Worldwide, beer is one of the most popular alcoholic beverages. Lightly flavored lagers, which are especially well-liked, are produced through a cool fermentation process, converting the sugars in malted grains to alcohol and carbon dioxide. During commercial packaging, more carbonation can be added to get a desired level of fizziness. That’s why bottles and cans of beer hiss when opened and release micrometer-wide bubbles when poured into a mug. These bubbles are important sensory elements of beer tasting, similar to sparkling wines, because they transport flavor and scent compounds. The carbonation also can tickle the drinker’s nose. Gérard Liger-Belair had previously determined that about 1 million bubbles form in a flute of champagne, but scientists don’t know the number created and released by beer before it’s flat.

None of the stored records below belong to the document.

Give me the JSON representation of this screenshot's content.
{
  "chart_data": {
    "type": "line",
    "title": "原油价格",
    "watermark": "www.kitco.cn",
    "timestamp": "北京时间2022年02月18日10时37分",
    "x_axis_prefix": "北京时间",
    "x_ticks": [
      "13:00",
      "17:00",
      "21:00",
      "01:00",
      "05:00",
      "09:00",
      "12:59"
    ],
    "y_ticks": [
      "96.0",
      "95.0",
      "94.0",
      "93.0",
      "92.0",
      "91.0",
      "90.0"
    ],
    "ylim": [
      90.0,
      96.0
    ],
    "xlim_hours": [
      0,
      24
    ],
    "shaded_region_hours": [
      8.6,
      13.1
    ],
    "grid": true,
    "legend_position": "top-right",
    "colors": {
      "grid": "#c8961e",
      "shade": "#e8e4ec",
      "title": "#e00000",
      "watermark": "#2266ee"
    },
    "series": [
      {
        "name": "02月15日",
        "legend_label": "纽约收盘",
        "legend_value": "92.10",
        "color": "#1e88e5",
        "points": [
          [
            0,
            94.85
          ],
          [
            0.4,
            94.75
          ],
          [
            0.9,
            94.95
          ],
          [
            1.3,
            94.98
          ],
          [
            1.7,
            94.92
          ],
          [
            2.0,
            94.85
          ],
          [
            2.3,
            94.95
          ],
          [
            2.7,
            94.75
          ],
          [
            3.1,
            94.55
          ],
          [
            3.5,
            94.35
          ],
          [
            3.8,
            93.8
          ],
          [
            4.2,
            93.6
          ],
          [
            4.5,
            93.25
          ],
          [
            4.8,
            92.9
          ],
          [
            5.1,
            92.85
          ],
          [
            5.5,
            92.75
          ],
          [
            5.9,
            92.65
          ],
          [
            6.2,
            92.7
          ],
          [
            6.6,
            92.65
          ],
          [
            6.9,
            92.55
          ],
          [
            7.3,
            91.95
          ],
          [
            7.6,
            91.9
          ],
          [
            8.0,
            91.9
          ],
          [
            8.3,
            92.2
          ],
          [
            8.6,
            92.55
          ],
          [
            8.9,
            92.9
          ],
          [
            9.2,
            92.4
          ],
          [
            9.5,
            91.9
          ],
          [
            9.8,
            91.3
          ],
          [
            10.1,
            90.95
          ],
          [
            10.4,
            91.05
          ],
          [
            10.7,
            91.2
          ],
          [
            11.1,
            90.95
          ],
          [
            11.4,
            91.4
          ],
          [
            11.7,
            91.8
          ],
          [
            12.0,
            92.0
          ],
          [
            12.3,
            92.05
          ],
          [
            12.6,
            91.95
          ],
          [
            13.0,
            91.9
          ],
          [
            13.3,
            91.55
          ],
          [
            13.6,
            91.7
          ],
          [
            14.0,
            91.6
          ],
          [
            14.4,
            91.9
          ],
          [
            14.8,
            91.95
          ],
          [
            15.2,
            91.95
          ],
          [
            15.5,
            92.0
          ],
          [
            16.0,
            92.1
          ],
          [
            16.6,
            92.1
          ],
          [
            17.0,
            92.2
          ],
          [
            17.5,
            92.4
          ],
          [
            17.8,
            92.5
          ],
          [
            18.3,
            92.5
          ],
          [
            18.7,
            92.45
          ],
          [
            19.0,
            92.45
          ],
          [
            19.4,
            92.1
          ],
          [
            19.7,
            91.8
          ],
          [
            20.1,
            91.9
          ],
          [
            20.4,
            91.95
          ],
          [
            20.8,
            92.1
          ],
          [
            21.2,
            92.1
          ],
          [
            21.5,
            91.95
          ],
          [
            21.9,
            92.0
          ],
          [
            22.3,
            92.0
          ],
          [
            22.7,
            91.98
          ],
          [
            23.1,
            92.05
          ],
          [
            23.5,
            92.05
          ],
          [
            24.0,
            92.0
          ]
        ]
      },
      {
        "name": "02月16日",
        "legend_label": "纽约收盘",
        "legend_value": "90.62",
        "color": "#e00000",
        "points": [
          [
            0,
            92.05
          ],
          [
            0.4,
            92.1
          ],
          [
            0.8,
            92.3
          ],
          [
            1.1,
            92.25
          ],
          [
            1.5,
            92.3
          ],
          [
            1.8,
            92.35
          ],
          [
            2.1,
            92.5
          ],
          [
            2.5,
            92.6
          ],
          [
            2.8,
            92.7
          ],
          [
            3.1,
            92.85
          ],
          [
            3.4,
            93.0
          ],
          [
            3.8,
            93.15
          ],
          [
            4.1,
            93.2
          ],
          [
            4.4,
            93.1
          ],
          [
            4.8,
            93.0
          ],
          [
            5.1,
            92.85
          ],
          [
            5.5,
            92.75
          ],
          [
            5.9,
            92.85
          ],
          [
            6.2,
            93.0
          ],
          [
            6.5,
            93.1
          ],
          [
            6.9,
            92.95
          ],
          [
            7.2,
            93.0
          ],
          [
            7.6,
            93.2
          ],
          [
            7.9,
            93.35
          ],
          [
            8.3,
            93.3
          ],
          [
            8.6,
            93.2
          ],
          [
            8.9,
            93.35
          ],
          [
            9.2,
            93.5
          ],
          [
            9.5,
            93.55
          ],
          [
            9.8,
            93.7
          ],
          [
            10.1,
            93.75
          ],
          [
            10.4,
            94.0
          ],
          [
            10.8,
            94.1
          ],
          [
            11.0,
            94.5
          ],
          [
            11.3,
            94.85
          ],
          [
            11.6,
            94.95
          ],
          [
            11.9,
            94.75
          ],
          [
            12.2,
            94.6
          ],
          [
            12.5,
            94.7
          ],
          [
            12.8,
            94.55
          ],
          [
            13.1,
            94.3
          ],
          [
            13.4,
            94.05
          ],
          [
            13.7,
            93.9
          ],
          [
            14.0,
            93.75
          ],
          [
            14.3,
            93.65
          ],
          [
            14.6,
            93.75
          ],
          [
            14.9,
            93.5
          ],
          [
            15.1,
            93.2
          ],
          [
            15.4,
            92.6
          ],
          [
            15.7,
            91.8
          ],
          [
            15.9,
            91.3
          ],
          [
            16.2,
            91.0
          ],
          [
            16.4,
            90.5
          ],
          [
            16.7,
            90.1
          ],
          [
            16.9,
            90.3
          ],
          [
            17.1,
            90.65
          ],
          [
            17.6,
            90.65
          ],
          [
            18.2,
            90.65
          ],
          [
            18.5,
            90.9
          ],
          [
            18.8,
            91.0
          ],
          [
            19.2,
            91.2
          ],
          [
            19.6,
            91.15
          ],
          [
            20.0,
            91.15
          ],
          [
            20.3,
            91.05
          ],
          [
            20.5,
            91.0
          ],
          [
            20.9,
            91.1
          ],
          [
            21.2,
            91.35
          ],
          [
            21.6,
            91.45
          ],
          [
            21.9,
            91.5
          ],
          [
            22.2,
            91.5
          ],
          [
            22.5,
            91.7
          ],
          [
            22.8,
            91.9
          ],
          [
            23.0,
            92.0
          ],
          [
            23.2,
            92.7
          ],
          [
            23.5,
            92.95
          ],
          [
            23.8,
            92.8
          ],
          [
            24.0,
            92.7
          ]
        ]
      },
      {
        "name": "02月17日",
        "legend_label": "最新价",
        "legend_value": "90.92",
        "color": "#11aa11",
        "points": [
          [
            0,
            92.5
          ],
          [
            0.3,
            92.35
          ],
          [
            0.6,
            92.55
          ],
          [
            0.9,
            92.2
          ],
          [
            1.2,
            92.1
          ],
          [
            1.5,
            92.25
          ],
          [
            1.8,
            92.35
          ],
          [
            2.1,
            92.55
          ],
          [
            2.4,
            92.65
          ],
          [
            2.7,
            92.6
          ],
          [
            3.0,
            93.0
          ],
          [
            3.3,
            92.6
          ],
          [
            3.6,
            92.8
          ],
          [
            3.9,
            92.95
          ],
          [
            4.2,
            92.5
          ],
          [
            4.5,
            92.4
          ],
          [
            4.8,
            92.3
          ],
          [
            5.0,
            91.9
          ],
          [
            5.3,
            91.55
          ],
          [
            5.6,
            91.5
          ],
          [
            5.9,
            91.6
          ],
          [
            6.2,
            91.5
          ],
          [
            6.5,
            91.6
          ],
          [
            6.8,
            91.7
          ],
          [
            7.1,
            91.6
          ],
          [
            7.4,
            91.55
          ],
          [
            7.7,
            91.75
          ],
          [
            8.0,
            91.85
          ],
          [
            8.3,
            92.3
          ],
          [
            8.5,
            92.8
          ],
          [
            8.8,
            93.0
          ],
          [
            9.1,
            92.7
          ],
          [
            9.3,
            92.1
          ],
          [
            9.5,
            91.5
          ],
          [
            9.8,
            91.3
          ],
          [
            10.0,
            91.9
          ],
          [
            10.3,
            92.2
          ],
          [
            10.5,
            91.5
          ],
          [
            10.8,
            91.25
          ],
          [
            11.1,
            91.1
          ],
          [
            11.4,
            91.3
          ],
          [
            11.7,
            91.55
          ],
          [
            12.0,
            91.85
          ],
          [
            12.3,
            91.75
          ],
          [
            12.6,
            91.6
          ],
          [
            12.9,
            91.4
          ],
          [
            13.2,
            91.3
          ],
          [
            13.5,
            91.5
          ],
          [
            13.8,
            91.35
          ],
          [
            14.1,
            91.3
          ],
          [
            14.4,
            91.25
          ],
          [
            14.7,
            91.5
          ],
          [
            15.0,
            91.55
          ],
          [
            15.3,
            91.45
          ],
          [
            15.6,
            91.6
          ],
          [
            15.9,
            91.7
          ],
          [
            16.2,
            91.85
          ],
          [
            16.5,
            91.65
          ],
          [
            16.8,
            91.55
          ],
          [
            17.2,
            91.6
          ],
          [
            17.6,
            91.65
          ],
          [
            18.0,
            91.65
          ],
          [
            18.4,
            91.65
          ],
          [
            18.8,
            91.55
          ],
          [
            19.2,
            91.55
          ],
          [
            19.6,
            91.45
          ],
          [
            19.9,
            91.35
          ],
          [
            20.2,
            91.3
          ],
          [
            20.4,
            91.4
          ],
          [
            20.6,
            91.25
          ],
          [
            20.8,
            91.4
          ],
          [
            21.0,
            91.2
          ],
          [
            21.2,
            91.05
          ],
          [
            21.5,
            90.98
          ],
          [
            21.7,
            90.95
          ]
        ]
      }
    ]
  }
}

So, Liger-Belair and Clara Cilindre wanted to find out.

 

The researchers first measured the amount of carbon dioxide dissolved in a commercial lager just after pouring it into a tilted glass, such as a server would do to reduce its surface foam. Next, using this value and a standard tasting temperature of 42 F, they calculated that dissolved gas would spontaneously aggregate to form streams of bubbles wherever crevices and cavities in the glass were more than 1.4 µm-wide. Then, high-speed photographs showed that the bubbles grew in volume as they floated to the surface, capturing and transporting additional dissolved gas to the air above the drink. As the remaining gas concentration decreased, the bubbling would eventually cease. The researchers estimated there could be between 200,000 and 2 million bubbles released before a half-pint of lager would go flat. Surprisingly, defects in a glass will influence beer and champagne differently, with more bubbles forming in beer compared with champagne when larger imperfections are present, the researchers say.